Вероятно, все атрибуты финальной сцены были приобретены в Париже: и Этель не пожалела на это средств. В отличие от многих читателей, я лично не был удивлен тем, что в парижских трущобах ей удалось найти старуху с репутацией колдуньи, которая за щедрую плату снабдила ее настоящим змеиным ядом.
«Я могу набрать яд «правацем», — пишет она, — и вставить шприц в змеиную пасть, как только завижу ее. Мне останется лишь узнать ее местонахождение и отправиться туда в турне со «Смертью Клеопатры», которая, кажется, публике нравится: однажды она непременно придет посмотреть балет».
На этом она заканчивает, но в продолжение пишет:
«Нет, мне не нравится морфий; на какое-то время он оживляет меня, но потом я чувствую себя еще хуже: а эти ужасные сны! чаще всего мне снится, что я погребена на дне океана, под жуткой толщей вод. Несчастная я! так легко ступавшая по земле: разве требуется море, чтобы меня похоронить? Я бы предпочла склеп Жизели, откуда восставала бы и танцевала свой вечерний балет. О ужас комизма! Наверное, и у меня начинает развиваться чувство смехотворности — или, вернее, я начинаю думать, что все вокруг смехотворно: что серьезные люди должны быть обязательно нелепы».
Мало что можно добавить к тому, что уже сказано. С маниакальным упорством она подготовилась к смерти, и ее хладнокровие и спокойствие кажутся почти невероятными.
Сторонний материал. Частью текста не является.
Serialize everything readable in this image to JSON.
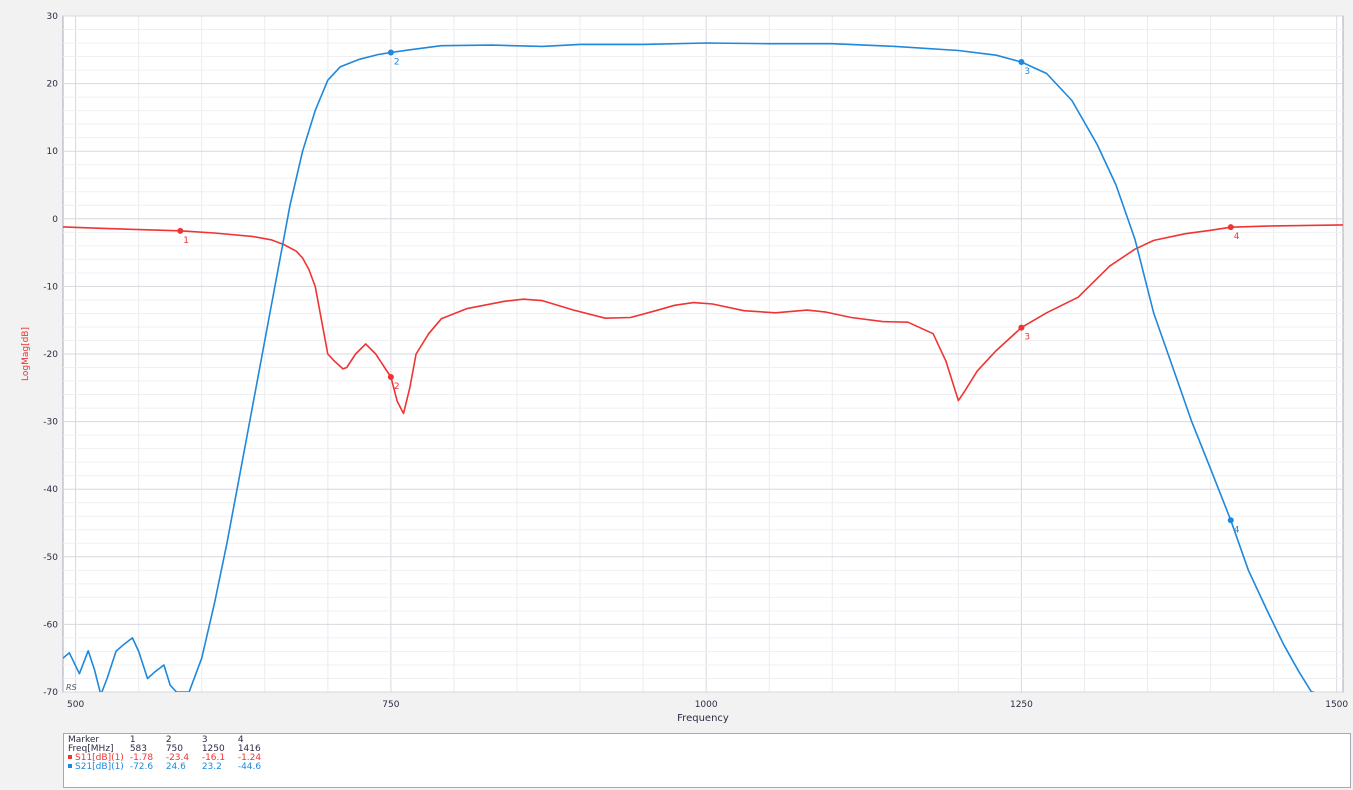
{
  "chart_data": {
    "type": "line",
    "xlabel": "Frequency",
    "ylabel": "LogMag[dB]",
    "xlim": [
      490,
      1505
    ],
    "ylim": [
      -70,
      30
    ],
    "x_ticks": [
      "500",
      "750",
      "1000",
      "1250",
      "1500"
    ],
    "y_ticks": [
      "30",
      "20",
      "10",
      "0",
      "-10",
      "-20",
      "-30",
      "-40",
      "-50",
      "-60",
      "-70"
    ],
    "grid": true,
    "corner_label": "RS",
    "series": [
      {
        "name": "S11[dB](1)",
        "color": "#ef3434",
        "points": [
          [
            490,
            -1.2
          ],
          [
            520,
            -1.4
          ],
          [
            550,
            -1.6
          ],
          [
            583,
            -1.78
          ],
          [
            610,
            -2.1
          ],
          [
            640,
            -2.6
          ],
          [
            655,
            -3.1
          ],
          [
            665,
            -3.8
          ],
          [
            675,
            -4.8
          ],
          [
            680,
            -5.8
          ],
          [
            685,
            -7.5
          ],
          [
            690,
            -10
          ],
          [
            695,
            -15
          ],
          [
            700,
            -20
          ],
          [
            705,
            -21
          ],
          [
            712,
            -22.2
          ],
          [
            715,
            -22
          ],
          [
            722,
            -20
          ],
          [
            730,
            -18.5
          ],
          [
            738,
            -20
          ],
          [
            745,
            -22
          ],
          [
            750,
            -23.4
          ],
          [
            755,
            -27
          ],
          [
            760,
            -28.8
          ],
          [
            765,
            -25
          ],
          [
            770,
            -20
          ],
          [
            780,
            -17
          ],
          [
            790,
            -14.8
          ],
          [
            810,
            -13.3
          ],
          [
            840,
            -12.2
          ],
          [
            855,
            -11.9
          ],
          [
            870,
            -12.1
          ],
          [
            895,
            -13.5
          ],
          [
            920,
            -14.7
          ],
          [
            940,
            -14.6
          ],
          [
            960,
            -13.6
          ],
          [
            975,
            -12.8
          ],
          [
            990,
            -12.4
          ],
          [
            1005,
            -12.6
          ],
          [
            1030,
            -13.6
          ],
          [
            1055,
            -13.9
          ],
          [
            1080,
            -13.5
          ],
          [
            1095,
            -13.8
          ],
          [
            1115,
            -14.6
          ],
          [
            1140,
            -15.2
          ],
          [
            1160,
            -15.3
          ],
          [
            1180,
            -17
          ],
          [
            1190,
            -21
          ],
          [
            1200,
            -26.9
          ],
          [
            1205,
            -25.5
          ],
          [
            1215,
            -22.5
          ],
          [
            1230,
            -19.5
          ],
          [
            1250,
            -16.1
          ],
          [
            1270,
            -13.9
          ],
          [
            1295,
            -11.6
          ],
          [
            1320,
            -7
          ],
          [
            1340,
            -4.5
          ],
          [
            1355,
            -3.2
          ],
          [
            1380,
            -2.2
          ],
          [
            1400,
            -1.7
          ],
          [
            1416,
            -1.24
          ],
          [
            1450,
            -1.05
          ],
          [
            1505,
            -0.9
          ]
        ]
      },
      {
        "name": "S21[dB](1)",
        "color": "#1e88dc",
        "points": [
          [
            490,
            -65
          ],
          [
            495,
            -64.2
          ],
          [
            503,
            -67.3
          ],
          [
            510,
            -63.9
          ],
          [
            515,
            -66.7
          ],
          [
            520,
            -70.4
          ],
          [
            525,
            -68
          ],
          [
            532,
            -64
          ],
          [
            538,
            -63
          ],
          [
            545,
            -62
          ],
          [
            550,
            -64
          ],
          [
            557,
            -68
          ],
          [
            563,
            -67
          ],
          [
            570,
            -66
          ],
          [
            575,
            -69
          ],
          [
            580,
            -70
          ],
          [
            580,
            -70
          ],
          [
            590,
            -70
          ],
          [
            600,
            -65
          ],
          [
            610,
            -57
          ],
          [
            620,
            -48
          ],
          [
            630,
            -38
          ],
          [
            640,
            -28
          ],
          [
            650,
            -18
          ],
          [
            660,
            -8
          ],
          [
            670,
            2
          ],
          [
            680,
            10
          ],
          [
            690,
            16
          ],
          [
            700,
            20.5
          ],
          [
            710,
            22.5
          ],
          [
            725,
            23.6
          ],
          [
            740,
            24.3
          ],
          [
            750,
            24.6
          ],
          [
            765,
            25
          ],
          [
            790,
            25.6
          ],
          [
            830,
            25.7
          ],
          [
            870,
            25.5
          ],
          [
            900,
            25.8
          ],
          [
            950,
            25.8
          ],
          [
            1000,
            26
          ],
          [
            1050,
            25.9
          ],
          [
            1100,
            25.9
          ],
          [
            1150,
            25.5
          ],
          [
            1200,
            24.9
          ],
          [
            1230,
            24.2
          ],
          [
            1250,
            23.2
          ],
          [
            1270,
            21.5
          ],
          [
            1290,
            17.5
          ],
          [
            1310,
            11
          ],
          [
            1325,
            5
          ],
          [
            1340,
            -3
          ],
          [
            1355,
            -14
          ],
          [
            1370,
            -22
          ],
          [
            1385,
            -30
          ],
          [
            1400,
            -37
          ],
          [
            1416,
            -44.6
          ],
          [
            1430,
            -52
          ],
          [
            1445,
            -58
          ],
          [
            1458,
            -63
          ],
          [
            1470,
            -67
          ],
          [
            1480,
            -70
          ],
          [
            1482,
            -70
          ]
        ]
      }
    ],
    "markers": [
      {
        "label": "1",
        "x": 583,
        "s11": -1.78,
        "s21": -72.6
      },
      {
        "label": "2",
        "x": 750,
        "s11": -23.4,
        "s21": 24.6
      },
      {
        "label": "3",
        "x": 1250,
        "s11": -16.1,
        "s21": 23.2
      },
      {
        "label": "4",
        "x": 1416,
        "s11": -1.24,
        "s21": -44.6
      }
    ]
  },
  "table": {
    "header_label": "Marker",
    "marker_ids": [
      "1",
      "2",
      "3",
      "4"
    ],
    "freq_label": "Freq[MHz]",
    "freq_values": [
      "583",
      "750",
      "1250",
      "1416"
    ],
    "s11_label": "S11[dB](1)",
    "s11_values": [
      "-1.78",
      "-23.4",
      "-16.1",
      "-1.24"
    ],
    "s21_label": "S21[dB](1)",
    "s21_values": [
      "-72.6",
      "24.6",
      "23.2",
      "-44.6"
    ],
    "s11_color": "#ef3434",
    "s21_color": "#1e88dc"
  }
}
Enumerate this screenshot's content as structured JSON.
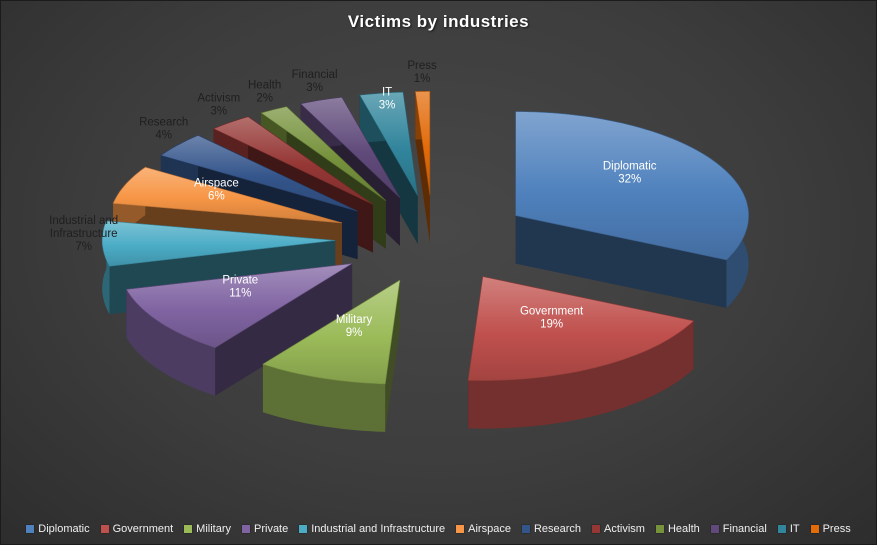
{
  "title": "Victims by industries",
  "chart_data": {
    "type": "pie",
    "style": "3d-exploded-pie",
    "title": "Victims by industries",
    "unit": "percent",
    "start_angle_deg": 0,
    "direction": "clockwise",
    "legend_position": "bottom",
    "slices": [
      {
        "name": "Diplomatic",
        "value": 32,
        "color": "#4F81BD",
        "label_inside": true
      },
      {
        "name": "Government",
        "value": 19,
        "color": "#C0504D",
        "label_inside": true
      },
      {
        "name": "Military",
        "value": 9,
        "color": "#9BBB59",
        "label_inside": true
      },
      {
        "name": "Private",
        "value": 11,
        "color": "#8064A2",
        "label_inside": true
      },
      {
        "name": "Industrial and Infrastructure",
        "value": 7,
        "color": "#4BACC6",
        "label_inside": false
      },
      {
        "name": "Airspace",
        "value": 6,
        "color": "#F79646",
        "label_inside": true
      },
      {
        "name": "Research",
        "value": 4,
        "color": "#34558B",
        "label_inside": false
      },
      {
        "name": "Activism",
        "value": 3,
        "color": "#953735",
        "label_inside": false
      },
      {
        "name": "Health",
        "value": 2,
        "color": "#76923C",
        "label_inside": false
      },
      {
        "name": "Financial",
        "value": 3,
        "color": "#604A7B",
        "label_inside": false
      },
      {
        "name": "IT",
        "value": 3,
        "color": "#31859C",
        "label_inside": true
      },
      {
        "name": "Press",
        "value": 1,
        "color": "#E26B0A",
        "label_inside": false
      }
    ]
  },
  "colors": {
    "background": "#3F3F3F",
    "title_text": "#FFFFFF",
    "legend_text": "#F0F0F0",
    "inside_label_text": "#FFFFFF",
    "outside_label_text": "#1F1F1F"
  }
}
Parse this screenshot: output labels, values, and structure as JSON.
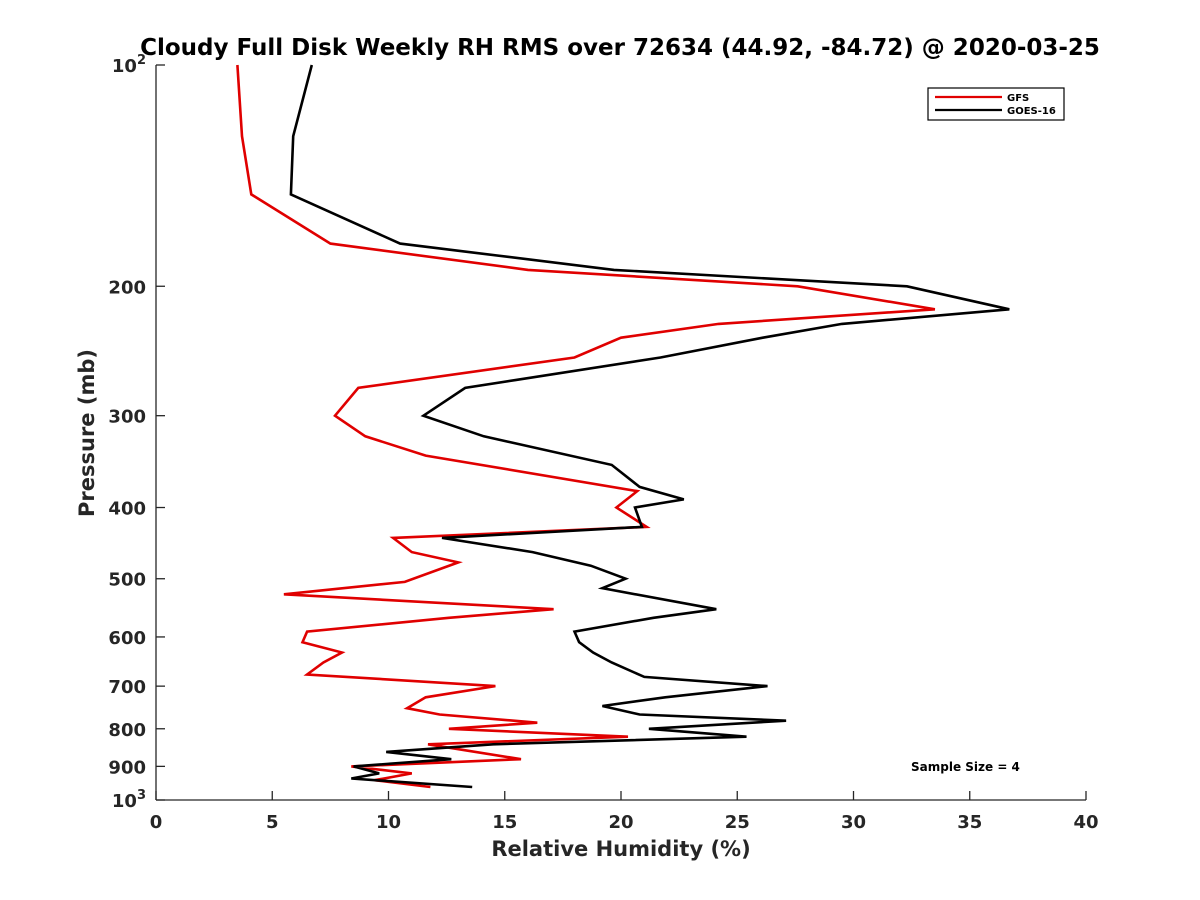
{
  "chart_data": {
    "type": "line",
    "title": "Cloudy Full Disk Weekly RH RMS over 72634 (44.92, -84.72) @ 2020-03-25",
    "xlabel": "Relative Humidity (%)",
    "ylabel": "Pressure (mb)",
    "xlim": [
      0,
      40
    ],
    "ylim": [
      100,
      1000
    ],
    "y_scale": "log",
    "y_reversed": true,
    "grid": false,
    "legend_position": "top-right",
    "annotation": "Sample Size = 4",
    "x_ticks": [
      "0",
      "5",
      "10",
      "15",
      "20",
      "25",
      "30",
      "35",
      "40"
    ],
    "x_tick_values": [
      0,
      5,
      10,
      15,
      20,
      25,
      30,
      35,
      40
    ],
    "y_ticks": [
      {
        "value": 100,
        "base": "10",
        "exp": "2"
      },
      {
        "value": 200,
        "label": "200"
      },
      {
        "value": 300,
        "label": "300"
      },
      {
        "value": 400,
        "label": "400"
      },
      {
        "value": 500,
        "label": "500"
      },
      {
        "value": 600,
        "label": "600"
      },
      {
        "value": 700,
        "label": "700"
      },
      {
        "value": 800,
        "label": "800"
      },
      {
        "value": 900,
        "label": "900"
      },
      {
        "value": 1000,
        "base": "10",
        "exp": "3"
      }
    ],
    "series": [
      {
        "name": "GFS",
        "color": "#e00000",
        "points": [
          [
            3.5,
            100
          ],
          [
            3.7,
            125
          ],
          [
            4.1,
            150
          ],
          [
            7.5,
            175
          ],
          [
            16.0,
            190
          ],
          [
            27.6,
            200
          ],
          [
            33.5,
            215
          ],
          [
            24.2,
            225
          ],
          [
            20.0,
            235
          ],
          [
            18.0,
            250
          ],
          [
            8.7,
            275
          ],
          [
            7.7,
            300
          ],
          [
            9.0,
            320
          ],
          [
            11.6,
            340
          ],
          [
            20.7,
            380
          ],
          [
            19.8,
            400
          ],
          [
            21.1,
            425
          ],
          [
            10.2,
            440
          ],
          [
            11.0,
            460
          ],
          [
            13.0,
            475
          ],
          [
            10.7,
            505
          ],
          [
            5.5,
            525
          ],
          [
            17.1,
            550
          ],
          [
            12.6,
            565
          ],
          [
            6.5,
            590
          ],
          [
            6.3,
            610
          ],
          [
            8.0,
            630
          ],
          [
            7.2,
            650
          ],
          [
            6.5,
            675
          ],
          [
            14.6,
            700
          ],
          [
            11.6,
            725
          ],
          [
            10.8,
            750
          ],
          [
            12.2,
            765
          ],
          [
            16.4,
            785
          ],
          [
            12.6,
            800
          ],
          [
            20.3,
            820
          ],
          [
            11.7,
            840
          ],
          [
            15.7,
            880
          ],
          [
            8.4,
            900
          ],
          [
            11.0,
            920
          ],
          [
            9.4,
            940
          ],
          [
            11.8,
            960
          ]
        ]
      },
      {
        "name": "GOES-16",
        "color": "#000000",
        "points": [
          [
            6.7,
            100
          ],
          [
            5.9,
            125
          ],
          [
            5.8,
            150
          ],
          [
            10.5,
            175
          ],
          [
            19.7,
            190
          ],
          [
            32.3,
            200
          ],
          [
            36.7,
            215
          ],
          [
            29.5,
            225
          ],
          [
            26.1,
            235
          ],
          [
            21.7,
            250
          ],
          [
            13.3,
            275
          ],
          [
            11.5,
            300
          ],
          [
            14.1,
            320
          ],
          [
            19.6,
            350
          ],
          [
            20.8,
            375
          ],
          [
            22.7,
            390
          ],
          [
            20.6,
            400
          ],
          [
            20.9,
            425
          ],
          [
            12.3,
            440
          ],
          [
            16.2,
            460
          ],
          [
            18.7,
            480
          ],
          [
            20.2,
            500
          ],
          [
            19.2,
            515
          ],
          [
            24.1,
            550
          ],
          [
            21.4,
            565
          ],
          [
            18.0,
            590
          ],
          [
            18.2,
            610
          ],
          [
            18.8,
            630
          ],
          [
            19.6,
            650
          ],
          [
            21.0,
            680
          ],
          [
            26.3,
            700
          ],
          [
            21.9,
            725
          ],
          [
            19.2,
            745
          ],
          [
            20.8,
            765
          ],
          [
            27.1,
            780
          ],
          [
            21.2,
            800
          ],
          [
            25.4,
            820
          ],
          [
            14.5,
            840
          ],
          [
            9.9,
            860
          ],
          [
            12.7,
            880
          ],
          [
            8.5,
            900
          ],
          [
            9.6,
            920
          ],
          [
            8.4,
            935
          ],
          [
            13.6,
            960
          ]
        ]
      }
    ]
  }
}
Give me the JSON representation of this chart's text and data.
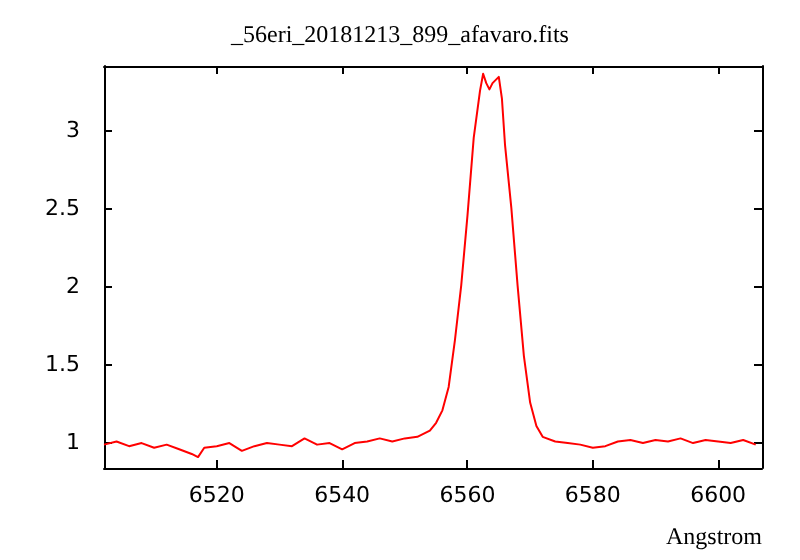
{
  "chart_data": {
    "type": "line",
    "title": "_56eri_20181213_899_afavaro.fits",
    "xlabel": "Angstrom",
    "xlim": [
      6502,
      6607
    ],
    "ylim": [
      0.83,
      3.41
    ],
    "xticks": [
      6520,
      6540,
      6560,
      6580,
      6600
    ],
    "yticks": [
      1,
      1.5,
      2,
      2.5,
      3
    ],
    "grid": false,
    "marker": "none",
    "line_style": "solid",
    "series": [
      {
        "color": "#ff0000",
        "x": [
          6502,
          6504,
          6506,
          6508,
          6510,
          6512,
          6514,
          6516,
          6517,
          6518,
          6520,
          6522,
          6524,
          6526,
          6528,
          6530,
          6532,
          6534,
          6536,
          6538,
          6540,
          6542,
          6544,
          6546,
          6548,
          6550,
          6552,
          6554,
          6555,
          6556,
          6557,
          6558,
          6559,
          6560,
          6561,
          6562,
          6562.5,
          6563,
          6563.5,
          6564,
          6565,
          6565.5,
          6566,
          6567,
          6568,
          6569,
          6570,
          6571,
          6572,
          6574,
          6576,
          6578,
          6580,
          6582,
          6584,
          6586,
          6588,
          6590,
          6592,
          6594,
          6596,
          6598,
          6600,
          6602,
          6604,
          6606
        ],
        "values": [
          0.98,
          1.0,
          0.97,
          0.99,
          0.96,
          0.98,
          0.95,
          0.92,
          0.9,
          0.96,
          0.97,
          0.99,
          0.94,
          0.97,
          0.99,
          0.98,
          0.97,
          1.02,
          0.98,
          0.99,
          0.95,
          0.99,
          1.0,
          1.02,
          1.0,
          1.02,
          1.03,
          1.07,
          1.12,
          1.2,
          1.35,
          1.65,
          2.0,
          2.45,
          2.95,
          3.25,
          3.36,
          3.3,
          3.26,
          3.3,
          3.34,
          3.2,
          2.9,
          2.5,
          2.0,
          1.55,
          1.25,
          1.1,
          1.03,
          1.0,
          0.99,
          0.98,
          0.96,
          0.97,
          1.0,
          1.01,
          0.99,
          1.01,
          1.0,
          1.02,
          0.99,
          1.01,
          1.0,
          0.99,
          1.01,
          0.98
        ]
      }
    ]
  }
}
Она срывается лишь однажды:
«Прошлой ночью я видела сон, — пишет она, — как будто я была одна-оденешенька, в необозримой абсолютной пустоте; тьма была непроницаема: совершенно, абсолютно темно. Ни лучика света, ни звука. Но этот мрак был полон враждебных дуновений. Я пыталась кричать, но голос отказал мне. О, ужас испытанного там одиночества! Неужели это и есть смерть?
Я молча и без перерыва проплакала весь день. Но сейчас мне надо остановиться: хотя поплакать еще так хочется; потому что сегодня вечером я танцую в «Арлезианке» (какая ирония!) — а слезы жутко портят грим».
Она остается одна на всем свете: у нее больше нет друзей: она давно перестала общаться с людьми.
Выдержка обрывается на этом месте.